When Garry Wills' wife was at severe personal risk of miscarriage, he sought advice from religious authorities about what to do should she miscarry. He found that "the church did not prescribe or recommend baptizing a miscarriage as if it were a full human being, nor giving it last rites, nor burying it in consecrated ground."

In 1972 the Southern Baptist Convention passed a resolution in support of abortion in cases of "rape, incest, and clear fetal deformity" and also when there was threat "to the emotional, mental, and physical health of the mother." In 1973, former president of the convention W. A. Criswell said in Christianty Today, "I have always felt that it was only after a child was born and had a life separate from its mother that it became an individual person ... and it has always, therefore, seemed to me that what is best for the mother and for the future should be allowed."

The rise of politicized anti-abortion religious rhetoric is often credited to Paul Weyrich, a conservative Republican, who was looking for a hot-button issue in 1978 to draw Catholics and evangelicals into a new movement of the Religious Right.
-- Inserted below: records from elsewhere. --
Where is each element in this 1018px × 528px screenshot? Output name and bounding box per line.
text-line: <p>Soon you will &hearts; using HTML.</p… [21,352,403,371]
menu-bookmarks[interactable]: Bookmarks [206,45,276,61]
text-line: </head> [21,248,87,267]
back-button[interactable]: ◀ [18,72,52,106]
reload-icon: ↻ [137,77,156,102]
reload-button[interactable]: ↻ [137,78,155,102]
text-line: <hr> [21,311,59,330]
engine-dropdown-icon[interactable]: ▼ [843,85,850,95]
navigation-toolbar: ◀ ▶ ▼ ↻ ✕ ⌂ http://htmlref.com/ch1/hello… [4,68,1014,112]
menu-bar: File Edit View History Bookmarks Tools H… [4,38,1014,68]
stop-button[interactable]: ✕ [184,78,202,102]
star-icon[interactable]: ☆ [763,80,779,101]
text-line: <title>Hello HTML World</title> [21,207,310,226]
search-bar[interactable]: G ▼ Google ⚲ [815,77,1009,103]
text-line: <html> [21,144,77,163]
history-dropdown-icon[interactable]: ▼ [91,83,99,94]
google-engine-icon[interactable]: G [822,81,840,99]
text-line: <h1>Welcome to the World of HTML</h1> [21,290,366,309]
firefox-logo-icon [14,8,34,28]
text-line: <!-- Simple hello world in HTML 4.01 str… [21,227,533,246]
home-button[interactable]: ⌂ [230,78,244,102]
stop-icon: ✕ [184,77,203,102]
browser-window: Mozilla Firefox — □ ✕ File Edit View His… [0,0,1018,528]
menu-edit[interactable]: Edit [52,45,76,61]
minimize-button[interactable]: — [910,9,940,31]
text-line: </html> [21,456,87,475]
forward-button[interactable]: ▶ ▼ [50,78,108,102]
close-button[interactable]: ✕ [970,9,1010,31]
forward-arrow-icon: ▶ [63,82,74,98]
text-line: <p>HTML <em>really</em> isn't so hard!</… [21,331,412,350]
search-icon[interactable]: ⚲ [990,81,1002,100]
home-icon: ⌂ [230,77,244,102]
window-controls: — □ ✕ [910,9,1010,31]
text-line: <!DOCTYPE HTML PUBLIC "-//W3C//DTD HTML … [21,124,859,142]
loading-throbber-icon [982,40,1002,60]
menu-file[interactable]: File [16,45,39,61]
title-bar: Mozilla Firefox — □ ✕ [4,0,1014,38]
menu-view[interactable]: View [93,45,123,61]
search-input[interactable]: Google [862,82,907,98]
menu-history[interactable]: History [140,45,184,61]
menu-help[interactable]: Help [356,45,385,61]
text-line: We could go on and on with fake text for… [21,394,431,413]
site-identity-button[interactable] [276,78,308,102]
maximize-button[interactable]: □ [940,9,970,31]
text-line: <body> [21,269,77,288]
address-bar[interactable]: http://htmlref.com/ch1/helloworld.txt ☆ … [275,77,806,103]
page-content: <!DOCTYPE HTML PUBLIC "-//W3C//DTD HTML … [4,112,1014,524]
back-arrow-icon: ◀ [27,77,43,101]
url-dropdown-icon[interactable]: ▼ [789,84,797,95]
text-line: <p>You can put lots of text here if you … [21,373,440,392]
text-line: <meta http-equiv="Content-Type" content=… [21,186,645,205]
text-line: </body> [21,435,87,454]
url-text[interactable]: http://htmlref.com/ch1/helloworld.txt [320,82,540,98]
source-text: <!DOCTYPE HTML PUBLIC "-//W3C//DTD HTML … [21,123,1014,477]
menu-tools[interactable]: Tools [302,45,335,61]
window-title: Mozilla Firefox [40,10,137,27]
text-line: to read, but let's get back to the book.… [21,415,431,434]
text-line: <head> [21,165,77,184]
According to the Pew Research Center, 59% of Americans say that abortion should be legal in all or most cases. That number has stayed relatively stable for the past five years.

I wish we would regard decisions about abortion as private, personal, faith and family matters – matters of conscience, not politics.

There are other pro-life issues that are appropriate public concerns – access to mental and physical health care, housing, safety, nutrition, child care, a living wage and quality education. These are things a healthy quorum court could address meaningfully.

It is a religious notion to declare that a fertilized human egg is the same thing as a newborn child. It is a matter of faith, not of fact or science. Leave the mystery to our various faiths and individual consciences.